For many of us, the printed resume is now merely a formality. Our real resume is our LinkedIn profile. It is interactive, with recommendations, skills verified by former coworkers, links to articles and projects. If your LinkedIn profile passes muster, then you will be Googled to see if you are tops in the world. Your Facebook and Twitter profiles will be scanned to see if you are the type that posts cute cat pictures or the type that goes off on angry political rants. Resume 2.0 is more than just your information, it is the aggregate of your digital profile(s). It is interactive, yet, it is still largely curated and controlled by you. This is about to change.
Web 3.0 will be some mashup of virtual reality, the internet of things and artificial intelligence. My Amazon Echo will tell my Nest thermostat to cool the room because my Fitbit realized my body temperature was increasing as a result of the overly realistic virtual reality Fortnite game I am immersed in.
Work 3.0 will definitely not be a linear career path for many people. Not only will we change jobs more often, but we may also supplement career(s) with side gigs, freelancing, independent projects, more education, and entrepreneurship. In 2018, 30% of working Americans did some freelance or gig work. Work 3.0 is not just getting a job, it is keeping a side hustle and creating your own niche.
Resume 3.0 will include aggregate data about you such as your credit score, customer feedback rating from gig economy apps such as Uber, Airbnb, Facebook market place. If I google someone today, one of the first sites is "mylife," which claims to have criminal background reports and reports on property, licenses, property and driving history. It gives a 1-5 reputation score also represented a red to green dial scale. Red being "bad and green being "good."
It is not hard to image fortune 500 companies developing AI that review all potential employee job seekers for a comprehensive reputation and rating and fit for the open position. This AI will compile a profile of prospects with data coming from social media, credit reporting, and various gig economy platforms, and other aggregated data and rankings. This AI will learn over time if employees it recommends do well on their performance reviews and are retained or promoted. The AI will use this data to make better hiring recommendations in the future. Perhaps it will even flag potential employees for promotion or termination. Perhaps the AI will also be the recruiter, scanning the internet for the right person to hire. Maybe based on budgets and hiring targets the AI will automatically seek and make offers to potential employees it finds.
This article is not a pitch for the show Black Mirror. Even though privacy is dead and the robots are coming to take our jobs, this article will have a positive ending, not just a silver lining but a message of hope.
If you are smart, hard-working, honest, and affable, the internet will know this.
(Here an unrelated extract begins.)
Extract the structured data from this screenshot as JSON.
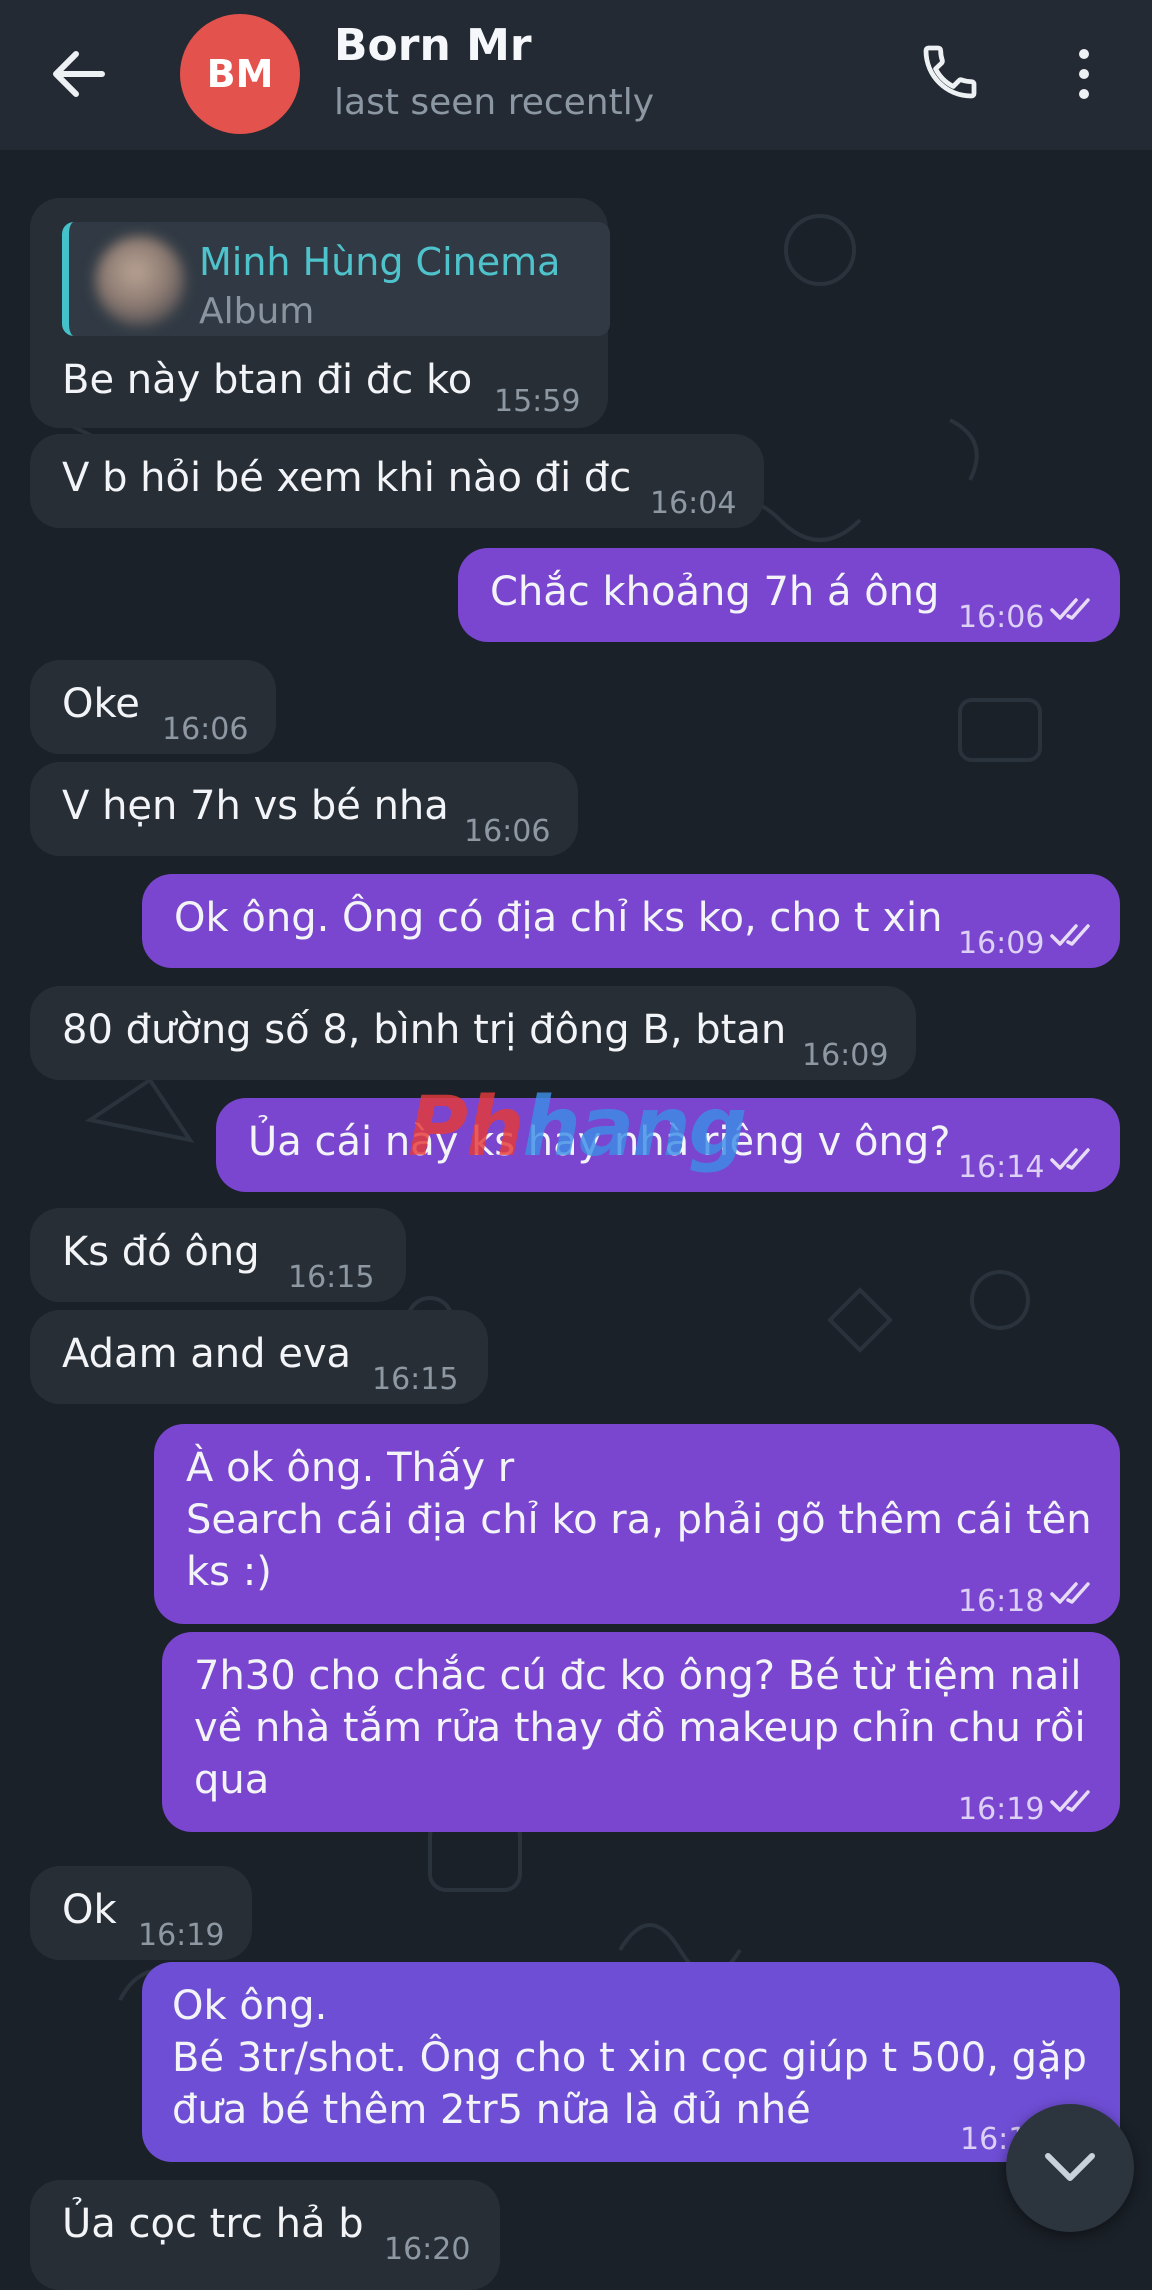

The Big Data trolling AIs will aggregate this and mark you green/good. If you are constantly learning and improving yourself, and creatively trying new things, the internet will have a record and the artificial intelligence will mark you as green/good. Even if you mess up, you may not be able to hide your mistakes, but you can reform and showcase your redemption. Besides if your digital profile looks too perfect no one will believe you are a real person.
If your chosen career field is disrupted, your job automated and robots replace you, but your soft skills are on point and you have a totally unrelated side hustle to fall back on then, so what. You are now taking a sabbatical, retraining or starting your own business. Get on with your vision quest, build your own brand. Because you are not your job. You have other interests and skills. You have value beyond your business card.